Ka’a Pûera: noi siamo uccelli che camminano è questo il titolo del Padiglione Brasiliano alla Biennale di Venezia con gli Artisti: Glicéria Tupinambá e la Comunità Tupinambá di Serra do Padeiro e Olivença; Olinda Tupinambá; e Ziel Karapotó
Il Padiglione Hãhãwpuá – come viene chiamato il Padiglione Brasiliano in questa edizione della Biennale – presenta Ka’a Pûera: noi siamo uccelli che camminano, curato da Arissana Pataxó, Denilson Baniwa e Gustavo Caboco Wapichana. Il titolo allude a due interpretazioni interconnesse. In primo luogo, si riferisce alle aree coltivate che, dopo il raccolto, diventano dormienti, e emergono vegetazione bassa, rivelando il potenziale per la rinascita. Inoltre, il capoeira è anche conosciuto dai Tupinambá come un piccolo uccello che vive nelle foreste dense, mimetizzandosi nell’ambiente.
In questa edizione della Biennale, il Padiglione Hãhãwpuá è notevole per la presentazione dei popoli nativi e della loro produzione artistica, in particolare la resistenza delle conoscenze e delle pratiche degli abitanti costieri. La mostra affronta questioni di marginalizzazione, spoliazione e violazioni dei diritti, invitando alla riflessione sulla resistenza e l’essenza condivisa dell’umanità, degli uccelli, della memoria e della natura. Glicéria Tupinambá, artista già annunciata, lavora con la Comunità Tupinambá di Serra do Padeiro e Olivença, in Bahia, per creare le sue opere. Il Padiglione presenta anche opere degli artisti Olinda Tupinambá e Ziel Karapotó.
“Lo spettacolo riunisce la Comunità Tupinambá e artisti provenienti dai popoli costieri – i primi a essere trasformati in stranieri nel proprio Hãhãw (territorio ancestrale) – al fine di esprimere una prospettiva diversa sul vasto territorio dove vivono più di trecento popoli indigeni (Hãhãwpuá). Il Padiglione Hãhãwpuá racconta una storia di resistenza indigena in Brasile, la forza del corpo presente nel riconquistare il territorio e nell’adattarsi alle emergenze climatiche,” dicono i curatori.

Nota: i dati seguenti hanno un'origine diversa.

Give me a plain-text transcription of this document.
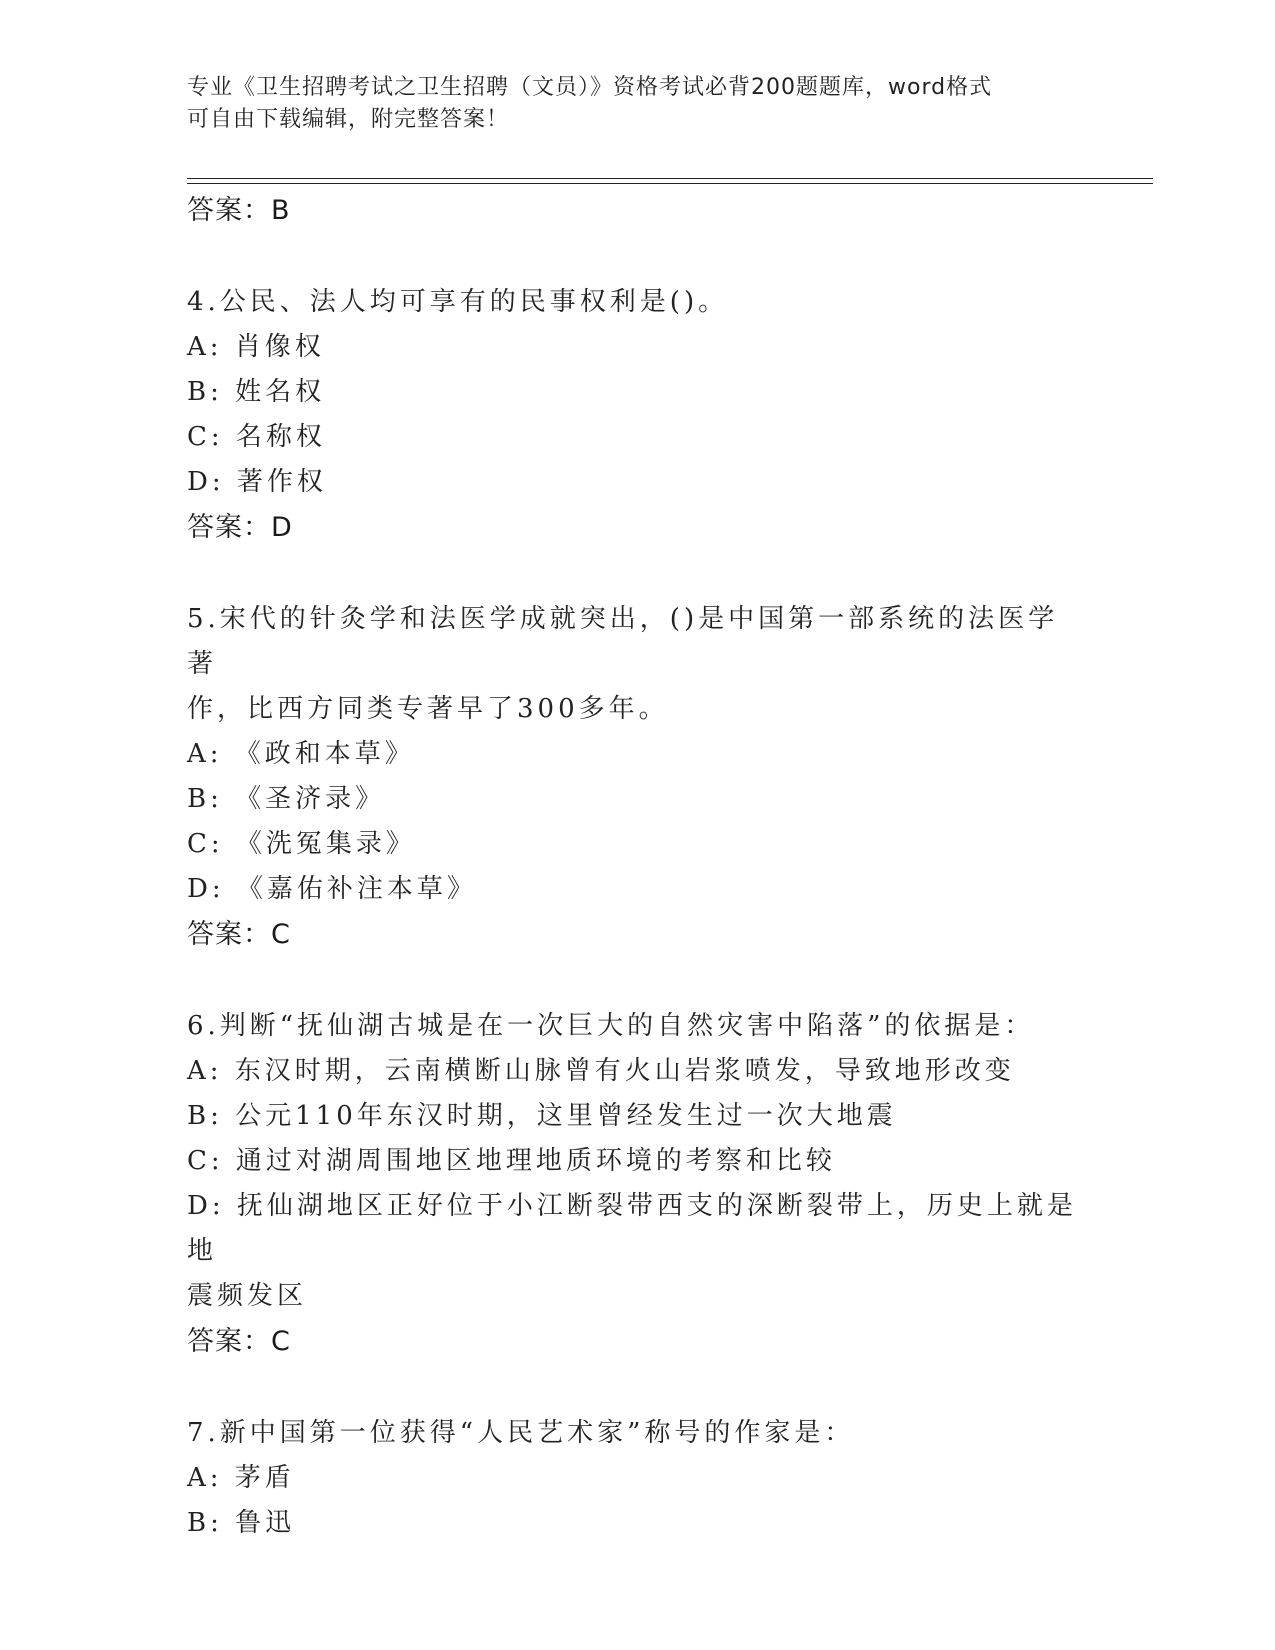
专业《卫生招聘考试之卫生招聘（文员）》资格考试必背200题题库，word格式
可自由下载编辑，附完整答案！

答案：B

4.公民、法人均可享有的民事权利是()。

A: 肖像权

B: 姓名权

C: 名称权

D: 著作权

答案：D

5.宋代的针灸学和法医学成就突出，()是中国第一部系统的法医学著

作，比西方同类专著早了300多年。

A: 《政和本草》

B: 《圣济录》

C: 《洗冤集录》

D: 《嘉佑补注本草》

答案：C

6.判断“抚仙湖古城是在一次巨大的自然灾害中陷落”的依据是：

A: 东汉时期，云南横断山脉曾有火山岩浆喷发，导致地形改变

B: 公元110年东汉时期，这里曾经发生过一次大地震

C: 通过对湖周围地区地理地质环境的考察和比较

D: 抚仙湖地区正好位于小江断裂带西支的深断裂带上，历史上就是地

震频发区

答案：C

7.新中国第一位获得“人民艺术家”称号的作家是：

A: 茅盾

B: 鲁迅
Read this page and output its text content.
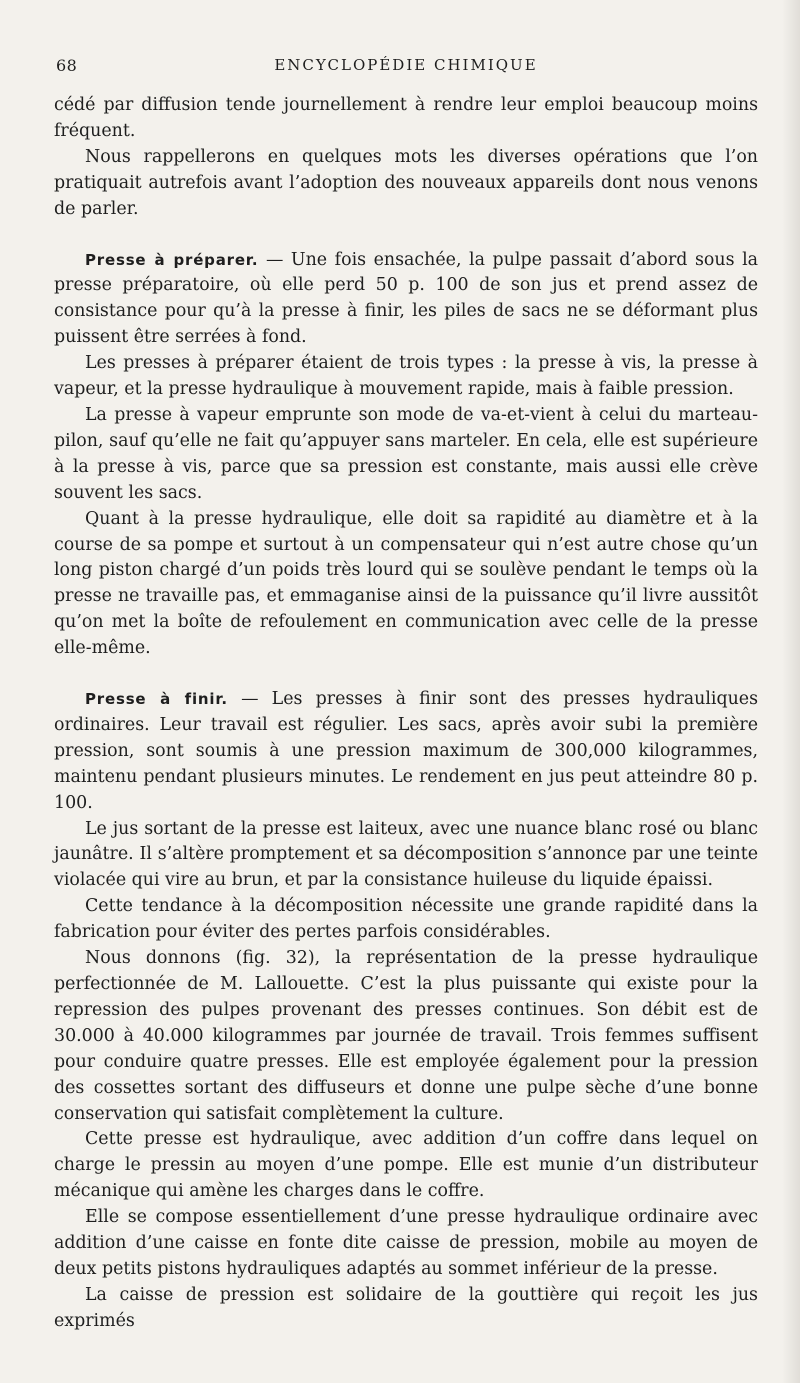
68	ENCYCLOPÉDIE CHIMIQUE

cédé par diffusion tende journellement à rendre leur emploi beaucoup moins fréquent.

Nous rappellerons en quelques mots les diverses opérations que l’on pratiquait autrefois avant l’adoption des nouveaux appareils dont nous venons de parler.

Presse à préparer. — Une fois ensachée, la pulpe passait d’abord sous la presse préparatoire, où elle perd 50 p. 100 de son jus et prend assez de consistance pour qu’à la presse à finir, les piles de sacs ne se déformant plus puissent être serrées à fond.

Les presses à préparer étaient de trois types : la presse à vis, la presse à vapeur, et la presse hydraulique à mouvement rapide, mais à faible pression.

La presse à vapeur emprunte son mode de va-et-vient à celui du marteau-pilon, sauf qu’elle ne fait qu’appuyer sans marteler. En cela, elle est supérieure à la presse à vis, parce que sa pression est constante, mais aussi elle crève souvent les sacs.

Quant à la presse hydraulique, elle doit sa rapidité au diamètre et à la course de sa pompe et surtout à un compensateur qui n’est autre chose qu’un long piston chargé d’un poids très lourd qui se soulève pendant le temps où la presse ne travaille pas, et emmaganise ainsi de la puissance qu’il livre aussitôt qu’on met la boîte de refoulement en communication avec celle de la presse elle-même.

Presse à finir. — Les presses à finir sont des presses hydrauliques ordinaires. Leur travail est régulier. Les sacs, après avoir subi la première pression, sont soumis à une pression maximum de 300,000 kilogrammes, maintenu pendant plusieurs minutes. Le rendement en jus peut atteindre 80 p. 100.

Le jus sortant de la presse est laiteux, avec une nuance blanc rosé ou blanc jaunâtre. Il s’altère promptement et sa décomposition s’annonce par une teinte violacée qui vire au brun, et par la consistance huileuse du liquide épaissi.

Cette tendance à la décomposition nécessite une grande rapidité dans la fabrication pour éviter des pertes parfois considérables.

Nous donnons (fig. 32), la représentation de la presse hydraulique perfectionnée de M. Lallouette. C’est la plus puissante qui existe pour la repression des pulpes provenant des presses continues. Son débit est de 30.000 à 40.000 kilogrammes par journée de travail. Trois femmes suffisent pour conduire quatre presses. Elle est employée également pour la pression des cossettes sortant des diffuseurs et donne une pulpe sèche d’une bonne conservation qui satisfait complètement la culture.

Cette presse est hydraulique, avec addition d’un coffre dans lequel on charge le pressin au moyen d’une pompe. Elle est munie d’un distributeur mécanique qui amène les charges dans le coffre.

Elle se compose essentiellement d’une presse hydraulique ordinaire avec addition d’une caisse en fonte dite caisse de pression, mobile au moyen de deux petits pistons hydrauliques adaptés au sommet inférieur de la presse.

La caisse de pression est solidaire de la gouttière qui reçoit les jus exprimés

I Tupinambá erano considerati estinti fino al 2001, quando lo Stato brasiliano ha finalmente riconosciuto che non solo non erano mai stati sterminati, ma che stavano combattendo attivamente per riconquistare il loro territorio e parte della loro cultura, portata via dalla colonizzazione.
“La mostra si tiene nell’anno in cui uno dei manti Tupinambá torna in Brasile dopo un lungo periodo di esilio europeo, dove si trovava dal 1699 come prigioniero politico. Il mantello attraversa il tempo e porta le questioni della colonizzazione nel giorno d’oggi, mentre i Tupinambá e altri popoli continuano le loro lotte anticoloniali nei loro territori – come i Ka’a Pûera, uccelli che camminano sulle foreste rigogliose,” aggiungono i curatori.
Andrea Pinheiro, presidente della Fundação Bienal de São Paulo, sottolinea che “stiamo vivendo un momento di convergenza tra passato, presente e futuro, al fine di trovare un percorso verso modi di vita sostenibili e una riconsiderazione delle relazioni umane. Le domande sollevate dal lavoro dei curatori e degli artisti indicano percorsi rilevanti per l’arduo processo che abbiamo davanti a noi.”
Il termine Hãhãwpuá In questa edizione, il Padiglione del Brasile è chiamato dai curatori Padiglione Hãhãwpuá, simboleggiando il Brasile come territorio indigeno, con ‘Hãhãw’ che significa ‘terra’ nella lingua Patxohã. Il nome ‘Hãhãwpuá’ è usato dai Pataxó per riferirsi al territorio che, dopo la colonizzazione, è diventato noto come Brasile, ma che ha avuto, e ha ancora, molti altri nomi.
La rappresentazione ufficiale del Brasile alla 60a Biennale di Venezia è presentata dalla Fundação Bienal de São Paulo, dal Ministero degli Affari Esteri e dal Ministero della Cultura.